Do you this this is good architecture

my question is whether suitable to move the "select.." statement from dao into service layer


Your use of interfaces is pretty much the way Spring does it, whether or not you use generic DAOs. It includes the web tier as part of the view.

I'm not crazy about your service code. The whole point of the persistence interface is to abstract SQL away from clients, yet you've let SELECT leak into your service layer. Wrong, in my opinion.

There's little or nothing object-oriented about the way you're doing things.

I'm assuming that "generic dao" means something like this.

I've done it with Spring and Hibernate. The generic DAO interface looked like this:

package persistence;

import java.io.Serializable;
import java.util.List;

public interface GenericDao<T, K extends Serializable>
{
    List<T> find();
    T find(K id);
    List<T> find(T example);

    K save(T instance);
    void update(T instance);
    void delete(T instance);
}

So if I have User and Book model objects, I might have two DAOs like this:

GenericDao<User, Long> userDao = new GenericDaoImpl<User, Long>(User.class);
GenericDao<Book, String> bookDao = new GenericDaoImpl<Book, String>(Book.class);

The GenericDaoImpl is either an exercise for you or will have to wait until I can post the source code.

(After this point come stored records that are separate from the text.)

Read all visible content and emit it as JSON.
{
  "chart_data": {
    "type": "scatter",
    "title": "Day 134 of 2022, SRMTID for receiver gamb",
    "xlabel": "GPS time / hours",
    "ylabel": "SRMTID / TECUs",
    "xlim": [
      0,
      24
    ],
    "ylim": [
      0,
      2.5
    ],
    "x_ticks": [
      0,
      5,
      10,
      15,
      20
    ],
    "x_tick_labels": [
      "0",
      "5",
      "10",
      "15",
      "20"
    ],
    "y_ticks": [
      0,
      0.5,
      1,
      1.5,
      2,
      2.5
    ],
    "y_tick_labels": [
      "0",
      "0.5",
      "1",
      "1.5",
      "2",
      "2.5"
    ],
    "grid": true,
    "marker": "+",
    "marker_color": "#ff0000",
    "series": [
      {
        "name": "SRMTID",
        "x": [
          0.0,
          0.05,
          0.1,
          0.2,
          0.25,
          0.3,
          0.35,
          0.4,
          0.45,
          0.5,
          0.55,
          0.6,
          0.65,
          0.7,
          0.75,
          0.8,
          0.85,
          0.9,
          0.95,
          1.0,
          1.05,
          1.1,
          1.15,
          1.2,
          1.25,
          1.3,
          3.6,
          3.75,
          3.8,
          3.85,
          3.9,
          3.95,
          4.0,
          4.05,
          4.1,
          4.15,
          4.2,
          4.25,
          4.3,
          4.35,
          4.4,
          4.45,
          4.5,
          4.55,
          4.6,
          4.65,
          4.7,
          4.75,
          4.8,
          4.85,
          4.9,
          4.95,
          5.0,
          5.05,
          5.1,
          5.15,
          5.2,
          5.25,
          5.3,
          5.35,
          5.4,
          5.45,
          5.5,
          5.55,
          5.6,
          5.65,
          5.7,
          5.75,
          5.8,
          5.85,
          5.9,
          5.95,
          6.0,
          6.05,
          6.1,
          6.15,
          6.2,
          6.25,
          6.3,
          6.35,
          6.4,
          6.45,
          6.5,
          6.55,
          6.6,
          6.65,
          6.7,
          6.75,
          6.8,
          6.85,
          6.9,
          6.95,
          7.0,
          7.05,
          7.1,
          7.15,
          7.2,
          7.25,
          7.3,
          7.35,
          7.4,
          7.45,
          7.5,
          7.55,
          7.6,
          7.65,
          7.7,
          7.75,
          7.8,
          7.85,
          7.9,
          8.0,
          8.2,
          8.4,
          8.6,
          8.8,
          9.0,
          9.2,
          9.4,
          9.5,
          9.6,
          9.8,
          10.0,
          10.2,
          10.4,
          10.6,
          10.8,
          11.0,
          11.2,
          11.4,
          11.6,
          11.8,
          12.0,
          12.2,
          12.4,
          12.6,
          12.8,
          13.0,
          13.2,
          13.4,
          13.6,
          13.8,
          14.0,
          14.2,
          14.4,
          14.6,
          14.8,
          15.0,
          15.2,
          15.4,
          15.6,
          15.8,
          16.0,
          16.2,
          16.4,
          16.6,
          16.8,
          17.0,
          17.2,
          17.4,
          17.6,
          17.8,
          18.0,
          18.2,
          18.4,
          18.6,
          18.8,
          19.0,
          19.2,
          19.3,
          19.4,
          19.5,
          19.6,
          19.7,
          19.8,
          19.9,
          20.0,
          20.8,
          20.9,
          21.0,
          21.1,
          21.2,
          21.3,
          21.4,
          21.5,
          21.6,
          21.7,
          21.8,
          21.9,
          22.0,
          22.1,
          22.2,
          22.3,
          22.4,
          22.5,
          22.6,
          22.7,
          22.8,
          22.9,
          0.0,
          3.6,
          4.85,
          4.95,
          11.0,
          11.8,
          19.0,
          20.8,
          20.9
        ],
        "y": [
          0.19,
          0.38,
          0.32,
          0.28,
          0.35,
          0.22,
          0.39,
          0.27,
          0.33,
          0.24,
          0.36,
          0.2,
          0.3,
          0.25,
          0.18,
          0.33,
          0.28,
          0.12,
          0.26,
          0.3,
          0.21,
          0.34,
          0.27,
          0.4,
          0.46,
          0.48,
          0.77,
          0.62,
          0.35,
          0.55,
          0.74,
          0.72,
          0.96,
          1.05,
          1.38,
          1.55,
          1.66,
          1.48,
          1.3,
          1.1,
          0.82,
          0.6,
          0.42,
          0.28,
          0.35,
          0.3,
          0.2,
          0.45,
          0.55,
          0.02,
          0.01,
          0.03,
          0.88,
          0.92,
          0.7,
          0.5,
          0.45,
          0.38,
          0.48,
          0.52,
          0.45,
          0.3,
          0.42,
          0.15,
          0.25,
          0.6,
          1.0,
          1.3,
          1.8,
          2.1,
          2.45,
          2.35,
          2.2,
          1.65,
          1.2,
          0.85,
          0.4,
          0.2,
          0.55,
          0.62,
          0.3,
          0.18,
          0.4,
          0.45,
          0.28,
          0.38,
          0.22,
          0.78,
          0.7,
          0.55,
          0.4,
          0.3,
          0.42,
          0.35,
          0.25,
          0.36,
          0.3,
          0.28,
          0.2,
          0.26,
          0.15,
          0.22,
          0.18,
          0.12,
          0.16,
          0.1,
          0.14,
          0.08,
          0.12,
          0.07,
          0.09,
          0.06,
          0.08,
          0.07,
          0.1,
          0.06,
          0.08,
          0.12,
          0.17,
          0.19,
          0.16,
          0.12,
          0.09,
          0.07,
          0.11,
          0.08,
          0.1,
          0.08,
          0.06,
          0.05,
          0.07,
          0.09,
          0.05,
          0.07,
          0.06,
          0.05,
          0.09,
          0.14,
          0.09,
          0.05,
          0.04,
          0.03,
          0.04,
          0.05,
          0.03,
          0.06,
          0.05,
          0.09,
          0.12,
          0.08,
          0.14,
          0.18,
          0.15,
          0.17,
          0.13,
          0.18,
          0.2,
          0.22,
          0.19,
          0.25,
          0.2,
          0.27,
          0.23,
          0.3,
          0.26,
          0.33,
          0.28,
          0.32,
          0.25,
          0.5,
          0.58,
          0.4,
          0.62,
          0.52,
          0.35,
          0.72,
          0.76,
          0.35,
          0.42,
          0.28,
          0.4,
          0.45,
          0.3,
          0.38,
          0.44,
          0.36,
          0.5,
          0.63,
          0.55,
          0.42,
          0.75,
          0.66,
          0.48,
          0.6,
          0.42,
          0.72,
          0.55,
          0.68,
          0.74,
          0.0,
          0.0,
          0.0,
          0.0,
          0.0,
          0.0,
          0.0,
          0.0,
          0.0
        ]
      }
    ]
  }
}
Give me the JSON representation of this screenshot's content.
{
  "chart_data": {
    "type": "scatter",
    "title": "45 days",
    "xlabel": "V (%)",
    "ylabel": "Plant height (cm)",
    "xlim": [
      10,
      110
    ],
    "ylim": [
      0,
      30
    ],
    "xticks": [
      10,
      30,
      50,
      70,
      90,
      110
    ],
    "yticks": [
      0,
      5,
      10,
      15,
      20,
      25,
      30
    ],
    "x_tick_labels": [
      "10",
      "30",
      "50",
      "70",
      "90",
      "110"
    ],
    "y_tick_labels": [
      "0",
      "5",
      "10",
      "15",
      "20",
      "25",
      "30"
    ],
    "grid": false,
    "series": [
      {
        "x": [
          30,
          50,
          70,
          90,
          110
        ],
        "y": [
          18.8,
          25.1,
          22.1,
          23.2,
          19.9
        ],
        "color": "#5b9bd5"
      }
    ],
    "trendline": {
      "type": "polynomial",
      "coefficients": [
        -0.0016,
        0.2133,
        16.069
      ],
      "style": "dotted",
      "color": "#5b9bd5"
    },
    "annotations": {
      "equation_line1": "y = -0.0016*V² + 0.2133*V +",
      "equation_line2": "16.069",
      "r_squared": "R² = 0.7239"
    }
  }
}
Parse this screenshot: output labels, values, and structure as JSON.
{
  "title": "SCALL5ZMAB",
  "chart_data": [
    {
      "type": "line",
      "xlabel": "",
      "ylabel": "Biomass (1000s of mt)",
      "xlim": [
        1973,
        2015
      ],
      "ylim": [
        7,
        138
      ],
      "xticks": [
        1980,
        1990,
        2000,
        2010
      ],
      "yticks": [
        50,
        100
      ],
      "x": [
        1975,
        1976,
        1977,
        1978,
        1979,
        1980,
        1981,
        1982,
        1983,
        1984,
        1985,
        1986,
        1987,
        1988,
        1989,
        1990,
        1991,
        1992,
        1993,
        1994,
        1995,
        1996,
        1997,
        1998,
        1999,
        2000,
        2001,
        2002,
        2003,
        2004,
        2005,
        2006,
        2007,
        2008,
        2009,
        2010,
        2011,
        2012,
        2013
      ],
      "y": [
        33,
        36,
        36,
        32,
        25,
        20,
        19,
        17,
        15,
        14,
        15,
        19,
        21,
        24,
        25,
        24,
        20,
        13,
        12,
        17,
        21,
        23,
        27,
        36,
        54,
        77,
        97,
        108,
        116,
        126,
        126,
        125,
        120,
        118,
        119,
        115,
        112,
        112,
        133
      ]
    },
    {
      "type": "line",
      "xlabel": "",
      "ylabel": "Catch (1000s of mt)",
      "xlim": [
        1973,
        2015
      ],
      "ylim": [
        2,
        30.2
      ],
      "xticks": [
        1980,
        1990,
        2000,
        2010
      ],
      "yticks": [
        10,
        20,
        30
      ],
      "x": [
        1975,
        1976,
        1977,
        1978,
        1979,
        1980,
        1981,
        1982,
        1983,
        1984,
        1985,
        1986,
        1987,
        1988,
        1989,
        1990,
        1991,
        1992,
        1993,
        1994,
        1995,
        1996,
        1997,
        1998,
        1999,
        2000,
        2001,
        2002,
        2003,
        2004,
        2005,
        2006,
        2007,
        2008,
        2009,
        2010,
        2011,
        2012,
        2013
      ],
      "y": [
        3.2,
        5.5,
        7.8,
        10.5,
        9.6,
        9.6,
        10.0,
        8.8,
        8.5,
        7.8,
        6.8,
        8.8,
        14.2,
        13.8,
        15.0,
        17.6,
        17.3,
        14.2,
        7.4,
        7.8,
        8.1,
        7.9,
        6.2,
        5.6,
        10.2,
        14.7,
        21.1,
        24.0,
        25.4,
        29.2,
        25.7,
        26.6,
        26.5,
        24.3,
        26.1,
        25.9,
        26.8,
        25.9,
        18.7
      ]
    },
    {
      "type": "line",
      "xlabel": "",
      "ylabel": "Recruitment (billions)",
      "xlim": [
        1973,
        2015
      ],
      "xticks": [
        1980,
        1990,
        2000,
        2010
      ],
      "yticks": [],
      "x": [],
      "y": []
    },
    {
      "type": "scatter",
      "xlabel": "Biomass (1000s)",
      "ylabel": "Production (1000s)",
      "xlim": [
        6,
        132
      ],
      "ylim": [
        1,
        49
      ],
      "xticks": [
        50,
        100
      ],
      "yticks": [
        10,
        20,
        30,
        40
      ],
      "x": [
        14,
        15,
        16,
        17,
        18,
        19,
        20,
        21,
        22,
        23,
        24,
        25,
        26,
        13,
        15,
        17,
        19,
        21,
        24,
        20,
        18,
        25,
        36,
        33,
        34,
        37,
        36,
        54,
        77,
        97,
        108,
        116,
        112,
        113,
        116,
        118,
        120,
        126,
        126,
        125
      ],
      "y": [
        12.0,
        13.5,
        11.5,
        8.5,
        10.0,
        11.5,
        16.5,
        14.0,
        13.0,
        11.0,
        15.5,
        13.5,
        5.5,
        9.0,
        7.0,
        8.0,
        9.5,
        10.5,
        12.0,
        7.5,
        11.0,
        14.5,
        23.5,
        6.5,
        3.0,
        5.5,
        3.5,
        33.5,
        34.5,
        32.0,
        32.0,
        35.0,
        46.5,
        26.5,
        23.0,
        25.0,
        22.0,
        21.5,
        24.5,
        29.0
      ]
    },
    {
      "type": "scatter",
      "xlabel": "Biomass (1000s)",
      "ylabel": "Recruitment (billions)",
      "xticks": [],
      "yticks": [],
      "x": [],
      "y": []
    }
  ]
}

Your architecture is just a little off.

You want a dao interface to abstract succinct db interactions, or in other words, you could implement the data access contract with various implementations, such as JPA, Hibernate, Oracle, JDBC, etc. Your queries should reside with the implementation, and you should look into named queries, which I know exists in Hibernate and JPA. Queries could be different based upon the implementation, such as db specific nuances (like MySQL's 'limit') or HQL (Hibernate Query Language) vs. SQL.

In my opinion, a service layer in most instances (like this one) is simply overhead. You would want a service for something like user authorization, where your service layer might perform some business logic to properly construct the lookup. For example, you might need to encrypt/decrypt a password, or verify that a username doesn't already exists, minimum password requirement satisfaction, etc.

Duffy's generic DAO example is pretty much the standard and I would suggest implementing a variation of that...e.g. UserDaoHibernateImpl extends GenericDao<User, Long>


Not really, no. What is the 'tempMap' doing? It seems a little weird.


Nowadays (in 2016) you should consider to use Spring Data JPA, instead of building your own Generic DAO.